Thursday, August 16, 2012

Mongo DB Map-Reduce for Group-By w/ extra fields

So, I was trying to do a query similar to the following:

select field_a, max(field_b) as maxb from tableA group by field_a

But, when I found field_a, I needed another field from that record. This would be straightforward in SQL with a subselect or join, but MongoDB on a sharded DB requires some Map-Reduce foo.

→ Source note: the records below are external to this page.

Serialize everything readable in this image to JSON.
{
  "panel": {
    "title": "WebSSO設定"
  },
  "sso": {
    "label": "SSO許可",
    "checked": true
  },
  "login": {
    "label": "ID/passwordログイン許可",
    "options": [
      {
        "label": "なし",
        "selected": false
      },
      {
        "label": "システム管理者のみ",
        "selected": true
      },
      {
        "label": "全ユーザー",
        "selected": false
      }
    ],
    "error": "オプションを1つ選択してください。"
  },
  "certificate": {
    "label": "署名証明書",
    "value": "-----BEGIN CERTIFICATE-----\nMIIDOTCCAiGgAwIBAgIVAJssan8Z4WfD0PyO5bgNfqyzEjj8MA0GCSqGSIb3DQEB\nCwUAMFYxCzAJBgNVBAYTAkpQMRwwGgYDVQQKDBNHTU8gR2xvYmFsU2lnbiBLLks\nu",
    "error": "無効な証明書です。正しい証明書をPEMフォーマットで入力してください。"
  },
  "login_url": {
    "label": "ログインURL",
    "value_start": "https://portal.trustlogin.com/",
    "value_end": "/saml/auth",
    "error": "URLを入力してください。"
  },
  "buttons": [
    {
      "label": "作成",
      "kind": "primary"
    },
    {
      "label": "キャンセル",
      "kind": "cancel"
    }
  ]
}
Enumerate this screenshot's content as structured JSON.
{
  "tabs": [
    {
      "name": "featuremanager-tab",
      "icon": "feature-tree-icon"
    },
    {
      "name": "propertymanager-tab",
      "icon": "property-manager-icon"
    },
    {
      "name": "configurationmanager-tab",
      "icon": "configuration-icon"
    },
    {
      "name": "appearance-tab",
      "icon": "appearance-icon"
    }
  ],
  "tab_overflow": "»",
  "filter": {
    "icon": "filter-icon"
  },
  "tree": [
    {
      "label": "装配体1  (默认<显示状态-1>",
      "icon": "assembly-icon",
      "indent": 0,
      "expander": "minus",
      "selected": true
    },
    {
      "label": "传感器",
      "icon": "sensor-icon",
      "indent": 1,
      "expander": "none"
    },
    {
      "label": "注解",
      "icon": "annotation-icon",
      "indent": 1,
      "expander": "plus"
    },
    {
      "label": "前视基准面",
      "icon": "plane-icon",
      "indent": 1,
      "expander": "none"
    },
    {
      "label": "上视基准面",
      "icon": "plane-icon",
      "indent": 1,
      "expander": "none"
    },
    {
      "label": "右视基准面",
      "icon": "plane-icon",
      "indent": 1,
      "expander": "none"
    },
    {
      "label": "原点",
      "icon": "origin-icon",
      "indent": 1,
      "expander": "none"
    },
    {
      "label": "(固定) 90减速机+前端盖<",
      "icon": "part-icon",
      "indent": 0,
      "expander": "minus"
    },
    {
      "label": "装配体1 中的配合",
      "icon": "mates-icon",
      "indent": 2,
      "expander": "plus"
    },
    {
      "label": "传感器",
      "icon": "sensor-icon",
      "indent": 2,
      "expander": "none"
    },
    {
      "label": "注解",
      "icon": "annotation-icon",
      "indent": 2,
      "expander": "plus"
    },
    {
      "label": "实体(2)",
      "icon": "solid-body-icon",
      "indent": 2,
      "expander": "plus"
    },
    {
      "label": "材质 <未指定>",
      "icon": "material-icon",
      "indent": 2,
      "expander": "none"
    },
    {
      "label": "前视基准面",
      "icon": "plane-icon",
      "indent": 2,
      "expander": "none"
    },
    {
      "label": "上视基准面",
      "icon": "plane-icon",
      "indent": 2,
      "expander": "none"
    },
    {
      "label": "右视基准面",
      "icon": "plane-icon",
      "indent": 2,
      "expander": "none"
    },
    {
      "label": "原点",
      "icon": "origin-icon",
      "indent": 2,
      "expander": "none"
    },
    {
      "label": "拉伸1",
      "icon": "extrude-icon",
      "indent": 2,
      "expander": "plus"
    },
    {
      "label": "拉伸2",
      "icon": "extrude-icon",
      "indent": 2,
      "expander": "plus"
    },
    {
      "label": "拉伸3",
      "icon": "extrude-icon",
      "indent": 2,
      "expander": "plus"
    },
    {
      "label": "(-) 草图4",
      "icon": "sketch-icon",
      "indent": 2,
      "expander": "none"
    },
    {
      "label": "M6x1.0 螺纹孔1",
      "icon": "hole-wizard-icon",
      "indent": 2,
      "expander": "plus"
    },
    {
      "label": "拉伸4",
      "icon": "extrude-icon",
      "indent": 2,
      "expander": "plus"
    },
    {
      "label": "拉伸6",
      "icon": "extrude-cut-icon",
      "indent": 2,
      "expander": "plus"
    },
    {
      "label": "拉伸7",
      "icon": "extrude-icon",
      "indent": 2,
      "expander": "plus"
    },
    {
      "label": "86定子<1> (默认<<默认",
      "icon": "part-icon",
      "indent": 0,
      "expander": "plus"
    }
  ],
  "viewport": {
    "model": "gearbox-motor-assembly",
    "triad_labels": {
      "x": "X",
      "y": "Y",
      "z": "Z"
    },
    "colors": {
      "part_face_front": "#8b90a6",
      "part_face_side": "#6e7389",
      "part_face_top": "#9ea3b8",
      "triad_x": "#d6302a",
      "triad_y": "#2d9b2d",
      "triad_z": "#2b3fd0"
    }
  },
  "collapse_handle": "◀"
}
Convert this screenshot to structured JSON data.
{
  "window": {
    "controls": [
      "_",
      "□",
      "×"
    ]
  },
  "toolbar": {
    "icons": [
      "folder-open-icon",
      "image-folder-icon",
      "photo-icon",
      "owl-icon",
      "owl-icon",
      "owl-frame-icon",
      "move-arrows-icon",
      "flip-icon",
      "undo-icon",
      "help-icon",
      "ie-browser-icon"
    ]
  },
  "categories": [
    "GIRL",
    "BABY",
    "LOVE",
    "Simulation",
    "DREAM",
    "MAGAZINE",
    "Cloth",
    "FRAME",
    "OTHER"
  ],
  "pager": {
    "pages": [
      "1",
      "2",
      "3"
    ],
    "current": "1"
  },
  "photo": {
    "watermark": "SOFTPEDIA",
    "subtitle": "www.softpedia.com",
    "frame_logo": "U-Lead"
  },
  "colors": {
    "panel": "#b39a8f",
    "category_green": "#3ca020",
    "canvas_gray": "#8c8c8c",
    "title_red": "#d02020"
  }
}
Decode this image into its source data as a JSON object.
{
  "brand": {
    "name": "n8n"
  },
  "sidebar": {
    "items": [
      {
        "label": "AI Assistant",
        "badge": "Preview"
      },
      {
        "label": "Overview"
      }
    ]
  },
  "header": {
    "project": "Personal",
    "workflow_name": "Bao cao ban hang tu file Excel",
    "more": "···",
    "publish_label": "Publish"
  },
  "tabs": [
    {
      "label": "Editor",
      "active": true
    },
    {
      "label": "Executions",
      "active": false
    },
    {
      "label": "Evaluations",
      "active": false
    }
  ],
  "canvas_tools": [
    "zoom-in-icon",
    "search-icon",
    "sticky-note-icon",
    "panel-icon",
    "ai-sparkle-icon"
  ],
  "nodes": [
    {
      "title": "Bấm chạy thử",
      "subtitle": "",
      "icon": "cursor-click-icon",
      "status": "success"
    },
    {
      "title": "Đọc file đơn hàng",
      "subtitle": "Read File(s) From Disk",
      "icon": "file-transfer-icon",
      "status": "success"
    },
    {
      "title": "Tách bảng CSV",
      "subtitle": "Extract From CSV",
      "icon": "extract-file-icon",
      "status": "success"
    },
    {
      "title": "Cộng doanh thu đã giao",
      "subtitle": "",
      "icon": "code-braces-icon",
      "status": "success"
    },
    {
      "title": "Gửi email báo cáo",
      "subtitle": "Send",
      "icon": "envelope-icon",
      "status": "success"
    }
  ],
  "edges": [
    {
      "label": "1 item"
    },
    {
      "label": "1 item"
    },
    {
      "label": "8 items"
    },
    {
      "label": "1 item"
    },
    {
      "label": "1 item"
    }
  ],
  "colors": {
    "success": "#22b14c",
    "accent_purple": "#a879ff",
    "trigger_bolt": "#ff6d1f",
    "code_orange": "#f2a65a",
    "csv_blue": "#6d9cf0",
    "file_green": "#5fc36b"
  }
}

The problem is that reduce only allows you to return one value. But, I needed both the accumulation value AND another field to come back. Solved via this test program:

from pprint import pprint, pformat
from pymongo.code import Code
from pymongo import Connection

conn = Connection()
db  = conn["test"]
db.testcol.remove() 
db.testcol.insert({  "name" : "bob",  "val" : 5, "host":"blah1"})
db.testcol.insert({  "name" : "bob",  "val" : 3, "host":"blah2"})
db.testcol.insert({  "name" : "bob",  "val" : 7, "host":"blah3"})
db.testcol.insert({  "name" : "john", "val" : 2, "host":"blah4"})
db.testcol.insert({  "name" : "john", "val" : 4, "host":"blah5"})
db.testcol.insert({  "name" : "john", "val" : 8, "host":"blah6"})
db.testcol.insert({  "name" : "john", "val" : 6, "host":"blah7"})
#print "Data: "
#print pformat(list(db.testcol.find()))

mapfunc = Code(''' function() { emit( this.name, { name : this.name, val: this.val, host: this.host }); } ''')

redfunc = Code(''' function(key, values) { 
    var latestRec  = { val: 0, host: "", name: ""};
    for (var i=1; i < values.length; i++) {
        thisName = values[i].name
        thisVal  = values[i].val; 
        thisHost = values[i].host;
        if (thisVal > latestRec.val) { 
            latestRec.name = thisName
            latestRec.val  = thisVal;
            latestRec.host = thisHost;
            }
        }
    return latestRec
    } ''')

res = db.testcol.map_reduce(mapfunc, redfunc, "myresults")
for doc in res.find():
    print doc

print "*" * 80
conn.close()